CONTABILIDADE IRREGULAR

* Promotoria de Fundações e Entidades Sociais rejeitou as prestações de quatro anos – 2004 a 2007

* Entidade é investigada por desvio de patrocínio da Petrobras de R$ 1,3 milhão para o Sistema Mirante e empresas ‘fantasmas’

POR OSWALDO VIVIANI

A Fundação José Sarney - entidade privada criada pelo presidente do Senado, José Sarney (PMDB-AP), para manter um museu com o acervo do período em que foi presidente da República e para ser seu futuro mausoléu – teve suas prestações de contas de quatro anos – 2004, 2005, 2006 e 2007 – reprovadas pelo Ministério Público Estadual (MPE). A rejeição, publicada na segunda-feira, 27, no Diário da Justiça, foi assinada pela promotora Sandra Lúcia Mendes Alves Elouf, da Promotoria de Fundações e Entidades de Interesse Social (PFEIS). O MPE não especifica na publicação as irregularidades contábeis encontradas pelos analistas fiscais.

A fundação é investigada pelo Ministério Público Federal (MPF) e pela Controladoria Geral da União (CGU) por desvio de verba de patrocínio, entre outros ilícitos. Em julho, o jornal O Estado de S. Paulo denunciou que a entidade desviou para empresas ‘fantasmas’ e outras da família do próprio senador dinheiro da Petrobras repassado para um projeto cultural que nunca saiu do papel.

Convento das Mercês: patrimônio do Estado é usufruído pelo clã

Rejeição das contas da Fundação Sarney saiu no Diário da Justiça

Do total de R$ 1,3 milhão liberados pela estatal, pelo menos R$ 500 mil foram parar em contas de empresas prestadoras de serviço com endereços fictícios em São Luís e até em uma conta paralela que nada tem a ver com o projeto. Uma parcela do dinheiro, R$ 30 mil, foi para a TV Mirante e duas emissoras de rádio, a Mirante AM e a Mirante FM, de propriedade da família Sarney, a título de veiculação de comerciais sobre o projeto fictício.

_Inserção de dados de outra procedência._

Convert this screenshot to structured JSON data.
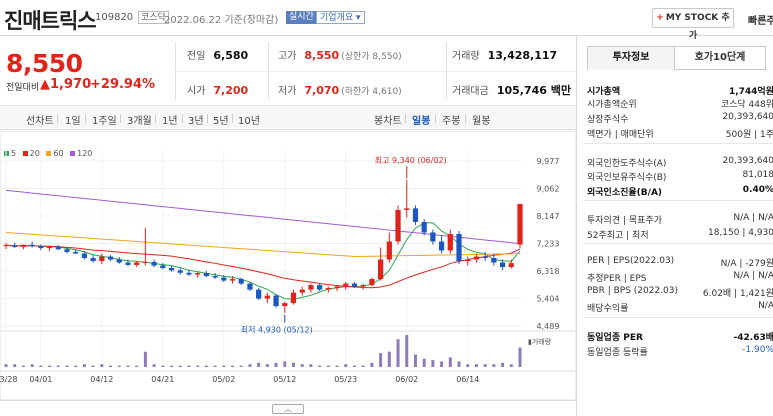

A verba foi transferida em 2005, após ato solene com a participação de José Sarney e do presidente da Petrobrás, José Sérgio Gabrielli. A Petrobras repassou o dinheiro à Fundação Sarney pela Lei Rouanet, que garante incentivos fiscais às empresas que aceitam investir em projetos culturais.

O objetivo do patrocínio, que a fundação recebeu sem participar de concorrência pública, que a estatal faz para selecionar projetos, era digitalizar os documentos do museu.

Pela proposta original, que previa o cumprimento das metas até abril de 2007, computadores seriam instalados nos corredores do museu, sediado no centenário convento das Mercês, localizado no centro histórico de São Luís, para que os visitantes pudessem consultar online documentos como despachos assinados por Sarney na época em que ocupava o Palácio do Planalto. Até hoje, não há um único computador à disposição dos visitantes.

Notas frias – A Fundação José Sarney é suspeita de utilizar notas frias para justificar os saques da conta aberta para movimentar o dinheiro do patrocínio.

A lista de empresas que emitiram as notas revela atuação entre amigos no esforço para justificar o uso do dinheiro. Uma delas, a Ação Livros e Eventos, tinha como sócia até pouco tempo atrás a mulher de Antônio Carlos Lima, o “Pipoca”, ex-secretário de Comunicação da governadora Roseana Sarney (PMDB) e atual assessor do ministro das Minas e Energia, Edison Lobão, aliado da família.

Das 34 notas fiscais emitidas pela Ação, que somam R$ 70 mil, 30 são seqüenciais - é como se a firma tivesse apenas a Fundação José Sarney como cliente. Mais: uma das sócias, Alci Maria Lima, que assina recibos anexados à prestação de contas, nem sabe dizer que tipo de serviço a empresa prestou. “Eu assinei o recibo, mas não sei o que foi que a empresa fez, não.”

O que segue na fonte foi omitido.